Speelt zwart hier 40 – exd4, dan volgt 41 Dd8+ Kg7 (41 – Kh7 42 Dh4+ en de loper valt) 42 Dxd4+ en de toren valt. Speelt zwart 40 – Td5 dan volgt 41 Dg5+ Kf8 42 Dh6+ en de loper valt ook. Wit houdt dus in alle gevallen een dame tegen een toren over en dan kunnen de stukken echt in de doos. Helaas zag ik dat niet en speelde 39 Pxb3? (ook Dxh1 was beter geweest). 39 – Lf3+ 40 Ke1 Tc4. Wat maakt het eigenlijk uit? Ik heb de 40ste zet gehaald en sta nog steeds gewonnen. Maar vanaf nu begin ik echt te knoeien: 41 Dg3? (nog steeds vrijwel direct winnend is het door Rob aangegeven 41 Dh3. Na 42 – Lxg4 of Pg5 volgt dan 43 Dh6 en zwart verliest een stuk.) 41 – Pg5 (au!) 42 Pd2?
42 Kf1 lijkt me beter, al heeft zwart ook dan allerlei heel vervelende dreigingen. Maar de voornaamste, een nare paardvork, haal ik er dan in elk geval uit, en zodra ik met de dame op e5 kan slaan, sta ik weer actief. Ik zie de komende paardvork echter geheel over het hoofd.

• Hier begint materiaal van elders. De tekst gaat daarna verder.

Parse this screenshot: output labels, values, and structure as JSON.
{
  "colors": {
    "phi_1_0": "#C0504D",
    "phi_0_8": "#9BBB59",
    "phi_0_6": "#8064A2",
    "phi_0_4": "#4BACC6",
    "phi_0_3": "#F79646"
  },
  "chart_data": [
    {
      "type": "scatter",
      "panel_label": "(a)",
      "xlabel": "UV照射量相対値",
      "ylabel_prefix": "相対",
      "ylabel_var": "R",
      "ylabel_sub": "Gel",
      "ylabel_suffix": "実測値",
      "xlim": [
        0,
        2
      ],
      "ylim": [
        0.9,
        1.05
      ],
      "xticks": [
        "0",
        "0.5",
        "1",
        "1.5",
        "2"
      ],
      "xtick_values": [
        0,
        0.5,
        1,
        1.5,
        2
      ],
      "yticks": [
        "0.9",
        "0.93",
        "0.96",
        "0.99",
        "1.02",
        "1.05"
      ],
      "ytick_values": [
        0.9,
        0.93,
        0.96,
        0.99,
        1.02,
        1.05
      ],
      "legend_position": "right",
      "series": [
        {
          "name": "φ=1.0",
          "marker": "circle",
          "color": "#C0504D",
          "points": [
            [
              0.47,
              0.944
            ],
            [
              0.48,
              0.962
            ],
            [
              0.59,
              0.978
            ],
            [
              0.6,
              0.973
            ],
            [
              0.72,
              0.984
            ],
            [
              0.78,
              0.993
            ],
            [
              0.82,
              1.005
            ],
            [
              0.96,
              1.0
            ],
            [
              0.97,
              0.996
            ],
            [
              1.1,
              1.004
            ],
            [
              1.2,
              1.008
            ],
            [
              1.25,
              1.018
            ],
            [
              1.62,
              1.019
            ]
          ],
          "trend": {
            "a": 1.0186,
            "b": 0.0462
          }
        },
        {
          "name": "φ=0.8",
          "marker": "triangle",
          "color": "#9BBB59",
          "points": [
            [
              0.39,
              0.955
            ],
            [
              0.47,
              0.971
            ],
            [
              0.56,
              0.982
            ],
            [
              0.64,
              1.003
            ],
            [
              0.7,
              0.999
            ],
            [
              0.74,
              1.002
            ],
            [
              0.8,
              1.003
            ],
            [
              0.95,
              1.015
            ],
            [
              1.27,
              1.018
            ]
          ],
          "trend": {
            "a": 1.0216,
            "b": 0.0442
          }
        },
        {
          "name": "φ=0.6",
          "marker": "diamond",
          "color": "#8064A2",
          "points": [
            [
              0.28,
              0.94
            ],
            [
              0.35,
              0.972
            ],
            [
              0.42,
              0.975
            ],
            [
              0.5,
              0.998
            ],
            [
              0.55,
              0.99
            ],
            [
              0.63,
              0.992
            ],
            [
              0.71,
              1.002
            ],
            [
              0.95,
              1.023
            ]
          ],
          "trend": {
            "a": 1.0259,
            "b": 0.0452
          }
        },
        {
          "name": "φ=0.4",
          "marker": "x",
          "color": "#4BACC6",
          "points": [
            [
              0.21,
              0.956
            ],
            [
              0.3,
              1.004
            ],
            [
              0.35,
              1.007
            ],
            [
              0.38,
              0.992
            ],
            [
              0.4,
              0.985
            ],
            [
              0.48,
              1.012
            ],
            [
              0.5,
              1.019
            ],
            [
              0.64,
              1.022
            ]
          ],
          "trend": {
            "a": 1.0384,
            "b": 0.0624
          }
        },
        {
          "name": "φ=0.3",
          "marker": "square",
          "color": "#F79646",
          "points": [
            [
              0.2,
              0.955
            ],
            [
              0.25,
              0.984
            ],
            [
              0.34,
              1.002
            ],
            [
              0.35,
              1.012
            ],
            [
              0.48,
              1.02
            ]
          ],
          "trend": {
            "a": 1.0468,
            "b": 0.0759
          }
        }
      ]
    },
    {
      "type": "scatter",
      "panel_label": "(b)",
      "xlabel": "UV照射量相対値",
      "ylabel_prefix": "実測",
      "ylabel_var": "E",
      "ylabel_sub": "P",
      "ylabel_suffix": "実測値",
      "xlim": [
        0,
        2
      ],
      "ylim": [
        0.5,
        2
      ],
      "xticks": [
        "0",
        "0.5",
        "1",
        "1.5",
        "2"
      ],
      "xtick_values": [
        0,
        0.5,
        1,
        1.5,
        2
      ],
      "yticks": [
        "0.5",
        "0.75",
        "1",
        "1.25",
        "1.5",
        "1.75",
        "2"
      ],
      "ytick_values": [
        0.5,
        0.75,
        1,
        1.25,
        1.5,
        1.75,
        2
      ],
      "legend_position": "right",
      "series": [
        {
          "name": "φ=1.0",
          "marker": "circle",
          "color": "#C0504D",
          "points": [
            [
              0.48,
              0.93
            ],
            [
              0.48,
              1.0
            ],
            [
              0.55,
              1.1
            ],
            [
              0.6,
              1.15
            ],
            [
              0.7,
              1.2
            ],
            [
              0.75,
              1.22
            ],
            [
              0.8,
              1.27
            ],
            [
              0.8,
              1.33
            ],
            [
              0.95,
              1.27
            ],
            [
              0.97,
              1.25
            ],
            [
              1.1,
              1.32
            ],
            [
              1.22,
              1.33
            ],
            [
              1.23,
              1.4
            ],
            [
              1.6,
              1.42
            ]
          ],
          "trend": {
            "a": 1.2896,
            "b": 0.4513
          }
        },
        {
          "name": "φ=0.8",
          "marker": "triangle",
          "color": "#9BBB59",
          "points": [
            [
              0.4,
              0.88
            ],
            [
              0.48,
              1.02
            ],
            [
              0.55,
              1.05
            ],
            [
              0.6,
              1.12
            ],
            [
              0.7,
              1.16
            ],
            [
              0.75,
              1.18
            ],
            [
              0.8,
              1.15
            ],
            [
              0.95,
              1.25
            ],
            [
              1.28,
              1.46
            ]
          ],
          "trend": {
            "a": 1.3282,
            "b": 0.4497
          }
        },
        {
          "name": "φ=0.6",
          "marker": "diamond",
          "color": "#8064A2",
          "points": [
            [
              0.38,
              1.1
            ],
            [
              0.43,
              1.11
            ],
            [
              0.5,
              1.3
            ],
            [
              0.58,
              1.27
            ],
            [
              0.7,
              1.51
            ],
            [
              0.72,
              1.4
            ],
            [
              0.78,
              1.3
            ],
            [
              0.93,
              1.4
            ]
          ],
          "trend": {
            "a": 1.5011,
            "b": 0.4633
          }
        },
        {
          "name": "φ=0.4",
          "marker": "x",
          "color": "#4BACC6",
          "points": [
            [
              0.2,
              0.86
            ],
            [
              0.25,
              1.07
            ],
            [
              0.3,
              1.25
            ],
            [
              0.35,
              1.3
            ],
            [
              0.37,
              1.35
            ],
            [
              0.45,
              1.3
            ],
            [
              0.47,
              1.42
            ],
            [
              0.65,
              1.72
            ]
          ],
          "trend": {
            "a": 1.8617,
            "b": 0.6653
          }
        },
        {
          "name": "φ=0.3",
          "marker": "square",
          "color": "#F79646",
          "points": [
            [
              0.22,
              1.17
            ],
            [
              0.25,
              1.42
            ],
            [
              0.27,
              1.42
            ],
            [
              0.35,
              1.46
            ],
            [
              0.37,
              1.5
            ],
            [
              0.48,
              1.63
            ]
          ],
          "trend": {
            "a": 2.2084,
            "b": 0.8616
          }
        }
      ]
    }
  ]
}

42 – Tc1+ 43 Kf2 Tc2 44 Ke3
Ik verkeer hier nog steeds in zalige onwetendheid en denk dat ik straal gewonnen sta. Dan speelt zwart: 44 – Txd2. Ik zie nu eindelijk de paardvork op e4, kijk verder nauwelijks en denk dat ik twee stukken achterblijf of mat ga, en geef geheel verbrijzeld op.
Dan vertelt men mij dat ik zowel na 45 Dh4 Te2+ 46 Kd3 e4+ 47 Kc3 Ph7 48 Dh6 als na 45 Kxd2 Pe4+ 46 Ke3 Pxg3 47 Kxf3 Pf1 minimaal remise en in de eerste variant waarschijnlijk zelfs goede winstkansen heb.
Ik wilde mij verhangen.
Maar verhangen deed hij niet, want tussen drang en daad
staan geliefden in de weg en emotionele bezwaren,
en toch ook levenslust die niemand kan verklaren,
en die des avonds komt, wanneer men naar Camelot gaat.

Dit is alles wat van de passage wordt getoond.